Quelques participants ont fait part de leur «scepticisme» sur l’efficacité d’une telle mesure et plusieurs d’entre eux ont estimé que ces opérations pourraient «compliquer les efforts du Comité pour sortir d’une politique monétaire accommodante lorsque cela sera appropriée», indiquent les «minutes» publiées hier soir.

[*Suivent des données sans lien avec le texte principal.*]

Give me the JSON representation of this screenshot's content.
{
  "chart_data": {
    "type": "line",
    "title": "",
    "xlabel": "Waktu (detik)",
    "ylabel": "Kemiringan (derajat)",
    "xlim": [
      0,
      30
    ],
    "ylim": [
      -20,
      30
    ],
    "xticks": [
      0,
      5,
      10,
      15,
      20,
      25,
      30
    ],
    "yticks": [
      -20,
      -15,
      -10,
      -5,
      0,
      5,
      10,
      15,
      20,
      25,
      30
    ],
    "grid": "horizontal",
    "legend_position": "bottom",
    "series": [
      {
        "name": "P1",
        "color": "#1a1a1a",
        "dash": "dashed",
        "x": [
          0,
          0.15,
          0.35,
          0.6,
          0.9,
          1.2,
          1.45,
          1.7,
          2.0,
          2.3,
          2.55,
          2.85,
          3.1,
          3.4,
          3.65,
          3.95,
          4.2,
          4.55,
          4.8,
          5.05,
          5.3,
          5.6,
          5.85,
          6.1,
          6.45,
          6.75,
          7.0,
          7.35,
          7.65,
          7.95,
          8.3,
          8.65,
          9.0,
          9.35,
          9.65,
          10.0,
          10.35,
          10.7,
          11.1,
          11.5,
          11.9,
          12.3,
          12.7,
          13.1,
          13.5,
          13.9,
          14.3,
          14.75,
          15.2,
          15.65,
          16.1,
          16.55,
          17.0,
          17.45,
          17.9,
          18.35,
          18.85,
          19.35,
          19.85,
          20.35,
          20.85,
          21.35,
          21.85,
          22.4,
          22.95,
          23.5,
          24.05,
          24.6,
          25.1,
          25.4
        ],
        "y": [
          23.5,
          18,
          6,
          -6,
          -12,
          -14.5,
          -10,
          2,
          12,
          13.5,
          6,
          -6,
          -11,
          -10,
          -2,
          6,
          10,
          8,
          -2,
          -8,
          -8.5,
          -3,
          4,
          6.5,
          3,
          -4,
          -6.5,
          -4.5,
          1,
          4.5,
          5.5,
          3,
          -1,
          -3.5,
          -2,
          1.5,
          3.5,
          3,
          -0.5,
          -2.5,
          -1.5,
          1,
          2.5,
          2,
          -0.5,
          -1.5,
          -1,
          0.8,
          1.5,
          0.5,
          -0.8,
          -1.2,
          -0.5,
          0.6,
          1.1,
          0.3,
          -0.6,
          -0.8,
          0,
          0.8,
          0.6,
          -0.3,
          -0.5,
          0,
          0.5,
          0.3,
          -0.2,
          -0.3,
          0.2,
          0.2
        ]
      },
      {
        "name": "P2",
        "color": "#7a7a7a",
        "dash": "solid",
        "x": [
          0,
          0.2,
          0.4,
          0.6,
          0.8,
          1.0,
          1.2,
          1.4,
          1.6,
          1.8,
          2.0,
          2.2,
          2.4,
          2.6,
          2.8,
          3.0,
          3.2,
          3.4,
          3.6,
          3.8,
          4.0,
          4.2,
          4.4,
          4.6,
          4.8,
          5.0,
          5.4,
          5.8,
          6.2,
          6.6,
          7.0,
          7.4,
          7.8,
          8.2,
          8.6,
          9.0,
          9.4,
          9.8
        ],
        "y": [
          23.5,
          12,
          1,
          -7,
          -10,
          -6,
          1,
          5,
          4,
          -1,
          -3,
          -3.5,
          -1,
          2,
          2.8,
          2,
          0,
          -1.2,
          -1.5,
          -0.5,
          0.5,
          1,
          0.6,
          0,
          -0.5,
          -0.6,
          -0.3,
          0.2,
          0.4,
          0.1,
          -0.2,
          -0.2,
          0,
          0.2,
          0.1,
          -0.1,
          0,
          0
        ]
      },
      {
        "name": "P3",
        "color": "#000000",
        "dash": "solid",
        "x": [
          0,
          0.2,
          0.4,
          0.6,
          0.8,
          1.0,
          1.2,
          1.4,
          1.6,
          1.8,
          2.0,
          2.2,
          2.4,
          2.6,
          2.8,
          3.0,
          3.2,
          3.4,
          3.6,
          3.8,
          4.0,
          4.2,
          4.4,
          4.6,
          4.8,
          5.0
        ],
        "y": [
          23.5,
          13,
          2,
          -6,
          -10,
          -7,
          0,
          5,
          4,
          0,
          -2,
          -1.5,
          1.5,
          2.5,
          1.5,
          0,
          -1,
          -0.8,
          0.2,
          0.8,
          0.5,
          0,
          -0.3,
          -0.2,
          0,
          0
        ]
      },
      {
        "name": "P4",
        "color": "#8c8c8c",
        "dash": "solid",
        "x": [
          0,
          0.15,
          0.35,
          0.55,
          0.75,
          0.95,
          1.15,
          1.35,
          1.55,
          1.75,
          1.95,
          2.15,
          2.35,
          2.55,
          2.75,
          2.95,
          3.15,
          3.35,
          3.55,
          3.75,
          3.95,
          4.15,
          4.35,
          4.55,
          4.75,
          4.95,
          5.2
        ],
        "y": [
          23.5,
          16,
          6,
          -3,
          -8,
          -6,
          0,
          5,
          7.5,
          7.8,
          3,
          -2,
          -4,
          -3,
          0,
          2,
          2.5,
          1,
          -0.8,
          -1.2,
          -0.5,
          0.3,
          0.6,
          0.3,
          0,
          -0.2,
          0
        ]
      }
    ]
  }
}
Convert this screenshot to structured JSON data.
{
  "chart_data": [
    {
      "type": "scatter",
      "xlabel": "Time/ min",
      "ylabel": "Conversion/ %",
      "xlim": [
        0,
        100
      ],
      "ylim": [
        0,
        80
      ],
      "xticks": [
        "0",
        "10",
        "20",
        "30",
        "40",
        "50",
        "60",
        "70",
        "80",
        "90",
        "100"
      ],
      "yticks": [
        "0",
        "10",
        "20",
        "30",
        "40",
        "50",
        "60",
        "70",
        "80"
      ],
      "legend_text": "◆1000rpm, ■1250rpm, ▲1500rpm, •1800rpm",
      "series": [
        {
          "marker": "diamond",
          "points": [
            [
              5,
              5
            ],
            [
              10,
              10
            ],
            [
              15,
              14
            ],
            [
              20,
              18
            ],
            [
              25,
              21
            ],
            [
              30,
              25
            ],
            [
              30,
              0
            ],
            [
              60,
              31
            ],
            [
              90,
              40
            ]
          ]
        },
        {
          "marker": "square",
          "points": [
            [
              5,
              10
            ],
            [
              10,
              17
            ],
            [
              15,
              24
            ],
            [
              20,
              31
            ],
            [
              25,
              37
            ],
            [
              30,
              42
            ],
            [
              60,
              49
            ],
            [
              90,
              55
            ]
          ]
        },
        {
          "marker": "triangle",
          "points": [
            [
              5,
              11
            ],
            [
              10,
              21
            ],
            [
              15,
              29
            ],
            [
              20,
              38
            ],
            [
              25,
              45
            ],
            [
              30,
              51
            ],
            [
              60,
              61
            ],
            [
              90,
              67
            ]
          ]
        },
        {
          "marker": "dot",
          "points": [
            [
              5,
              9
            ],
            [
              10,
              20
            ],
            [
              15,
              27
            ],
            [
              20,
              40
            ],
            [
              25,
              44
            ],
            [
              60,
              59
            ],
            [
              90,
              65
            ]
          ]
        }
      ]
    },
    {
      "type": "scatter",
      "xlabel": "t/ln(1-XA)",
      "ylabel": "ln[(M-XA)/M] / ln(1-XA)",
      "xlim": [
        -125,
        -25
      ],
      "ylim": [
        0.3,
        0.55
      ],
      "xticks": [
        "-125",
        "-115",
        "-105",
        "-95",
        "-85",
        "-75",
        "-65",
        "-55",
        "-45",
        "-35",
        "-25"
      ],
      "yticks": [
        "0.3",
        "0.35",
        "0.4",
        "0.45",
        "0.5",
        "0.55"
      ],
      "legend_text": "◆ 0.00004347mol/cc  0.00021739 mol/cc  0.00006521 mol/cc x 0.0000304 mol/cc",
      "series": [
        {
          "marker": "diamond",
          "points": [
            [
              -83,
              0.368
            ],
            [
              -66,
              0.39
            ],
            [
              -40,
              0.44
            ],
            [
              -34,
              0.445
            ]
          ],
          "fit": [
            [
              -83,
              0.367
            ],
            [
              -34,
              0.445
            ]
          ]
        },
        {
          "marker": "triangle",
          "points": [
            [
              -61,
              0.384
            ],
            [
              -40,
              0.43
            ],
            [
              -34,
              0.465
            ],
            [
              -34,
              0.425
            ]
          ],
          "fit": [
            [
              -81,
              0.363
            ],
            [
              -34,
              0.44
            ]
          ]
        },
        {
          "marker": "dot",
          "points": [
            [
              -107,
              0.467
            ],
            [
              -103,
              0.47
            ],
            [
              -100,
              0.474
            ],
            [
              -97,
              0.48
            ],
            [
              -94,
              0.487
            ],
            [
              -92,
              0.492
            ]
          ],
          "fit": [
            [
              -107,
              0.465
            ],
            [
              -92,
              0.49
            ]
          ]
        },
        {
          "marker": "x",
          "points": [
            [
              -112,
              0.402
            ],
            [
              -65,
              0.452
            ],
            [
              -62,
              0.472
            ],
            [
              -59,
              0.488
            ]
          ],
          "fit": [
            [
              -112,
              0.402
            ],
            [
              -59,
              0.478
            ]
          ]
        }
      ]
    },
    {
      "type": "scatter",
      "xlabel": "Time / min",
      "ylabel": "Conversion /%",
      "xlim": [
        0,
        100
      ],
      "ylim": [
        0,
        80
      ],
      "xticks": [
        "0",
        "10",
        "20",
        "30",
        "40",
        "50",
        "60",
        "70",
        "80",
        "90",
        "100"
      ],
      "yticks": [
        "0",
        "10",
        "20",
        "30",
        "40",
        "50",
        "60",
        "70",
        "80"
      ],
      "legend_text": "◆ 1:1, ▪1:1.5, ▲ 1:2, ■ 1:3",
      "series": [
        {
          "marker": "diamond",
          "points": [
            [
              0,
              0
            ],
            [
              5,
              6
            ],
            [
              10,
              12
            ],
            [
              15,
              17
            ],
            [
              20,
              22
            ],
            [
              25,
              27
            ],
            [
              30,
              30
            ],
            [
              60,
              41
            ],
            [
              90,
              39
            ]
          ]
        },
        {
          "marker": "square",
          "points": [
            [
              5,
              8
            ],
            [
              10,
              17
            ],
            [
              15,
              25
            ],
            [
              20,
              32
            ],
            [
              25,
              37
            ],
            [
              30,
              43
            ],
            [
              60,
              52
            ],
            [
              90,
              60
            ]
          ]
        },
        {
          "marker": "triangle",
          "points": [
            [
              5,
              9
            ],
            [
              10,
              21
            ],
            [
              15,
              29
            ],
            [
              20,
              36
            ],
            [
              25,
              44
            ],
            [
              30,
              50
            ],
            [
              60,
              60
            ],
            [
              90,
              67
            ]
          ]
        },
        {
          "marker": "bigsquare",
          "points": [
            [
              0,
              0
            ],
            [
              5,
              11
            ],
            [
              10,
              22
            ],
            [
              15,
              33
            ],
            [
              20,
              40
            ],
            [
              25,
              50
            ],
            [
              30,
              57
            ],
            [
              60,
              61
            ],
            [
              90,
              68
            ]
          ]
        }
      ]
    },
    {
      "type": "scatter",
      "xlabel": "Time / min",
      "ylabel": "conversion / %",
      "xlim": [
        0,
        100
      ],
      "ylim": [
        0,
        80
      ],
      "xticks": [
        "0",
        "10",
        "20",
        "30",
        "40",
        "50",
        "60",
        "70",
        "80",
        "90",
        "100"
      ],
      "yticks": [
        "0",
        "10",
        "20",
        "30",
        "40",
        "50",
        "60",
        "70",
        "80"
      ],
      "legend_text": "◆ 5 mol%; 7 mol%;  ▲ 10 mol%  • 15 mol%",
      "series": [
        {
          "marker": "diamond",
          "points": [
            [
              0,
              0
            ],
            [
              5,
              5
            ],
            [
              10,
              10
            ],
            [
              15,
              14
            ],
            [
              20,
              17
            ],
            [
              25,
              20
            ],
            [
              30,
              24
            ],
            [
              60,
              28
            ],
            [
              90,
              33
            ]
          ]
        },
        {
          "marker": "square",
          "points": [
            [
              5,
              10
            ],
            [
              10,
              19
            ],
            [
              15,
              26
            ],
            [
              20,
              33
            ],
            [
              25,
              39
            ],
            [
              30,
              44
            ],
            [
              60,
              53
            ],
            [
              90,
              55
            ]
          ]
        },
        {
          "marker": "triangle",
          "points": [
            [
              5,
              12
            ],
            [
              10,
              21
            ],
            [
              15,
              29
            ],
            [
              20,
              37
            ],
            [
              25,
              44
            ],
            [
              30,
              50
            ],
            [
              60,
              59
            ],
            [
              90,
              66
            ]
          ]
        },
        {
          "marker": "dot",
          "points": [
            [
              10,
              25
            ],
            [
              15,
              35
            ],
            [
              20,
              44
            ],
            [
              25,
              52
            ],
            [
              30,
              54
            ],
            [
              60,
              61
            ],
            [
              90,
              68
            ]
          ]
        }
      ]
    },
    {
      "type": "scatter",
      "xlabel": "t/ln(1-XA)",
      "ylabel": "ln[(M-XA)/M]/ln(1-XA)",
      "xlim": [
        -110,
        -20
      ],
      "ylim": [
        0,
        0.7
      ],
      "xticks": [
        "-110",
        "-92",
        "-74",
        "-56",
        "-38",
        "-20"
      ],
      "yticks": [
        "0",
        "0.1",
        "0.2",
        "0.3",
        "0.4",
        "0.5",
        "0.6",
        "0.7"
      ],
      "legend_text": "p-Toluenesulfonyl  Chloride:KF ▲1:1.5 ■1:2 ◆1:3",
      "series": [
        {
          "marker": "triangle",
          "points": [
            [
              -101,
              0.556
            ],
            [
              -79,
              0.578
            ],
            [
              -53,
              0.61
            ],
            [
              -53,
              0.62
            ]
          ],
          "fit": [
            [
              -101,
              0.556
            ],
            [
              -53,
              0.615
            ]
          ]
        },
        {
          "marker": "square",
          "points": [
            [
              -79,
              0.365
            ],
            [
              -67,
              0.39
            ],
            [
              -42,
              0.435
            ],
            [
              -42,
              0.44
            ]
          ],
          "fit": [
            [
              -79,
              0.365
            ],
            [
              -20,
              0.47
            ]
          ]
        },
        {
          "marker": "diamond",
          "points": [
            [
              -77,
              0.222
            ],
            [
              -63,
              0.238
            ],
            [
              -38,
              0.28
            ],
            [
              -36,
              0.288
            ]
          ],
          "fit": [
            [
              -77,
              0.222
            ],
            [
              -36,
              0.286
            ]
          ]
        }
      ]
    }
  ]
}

Comme pour se rassurer face aux écueils potentiels d’un tel programme - perturbation des marchés financiers et montée de l’inflation - «la plupart des participants ont estimé que ces risques pourraient être gérés dans la mesure où le Comité apporterait des ajustements à ces achats, tant que de besoin, en réaction à des changements conjoncturels ou à des bouleversements dans son appréciation de leur efficacité et de leur coût».
Leur discussion a également porté sur la nature des actifs à mettre dans le QE3, titres adossés à des créances hypothécaires (MBS) ou emprunts d’Etat ? Certains ont jugé que «toutes choses étant égales par ailleurs, les achats de MBS seraient préférables car ils soutiendraient plus directement le secteur du logement, qui reste faible tout en montrant certains signes d’amélioration».
Alors que la promesse d’un maintien des taux bas court désormais jusqu'à mi-2015, de nombreux responsables ont indiqué que «spécifier des seuils chiffrés» relatifs à l’inflation et au chômage serait un meilleur moyen pour bâtir cette «forward guidance».
Mais certains ont en revanche considéré que de tels seuils seraient «trop simples pour capturer pleinement les complexités de l'économie et du processus politique ou pourraient être être interprétés de manière erronnée comme des seuils appelant une réponse automatique».
La publication de ces «minutes», qui montrent un large accord sur la nécessité d’un QE3, a fait remonter légèrement les rendements obligataires. Celui des T-Bonds à 10 ans, qui évoluait dans une fourchette de 1,60 à 1,66% depuis plusieurs séances, s’est hissé à 1,6715%.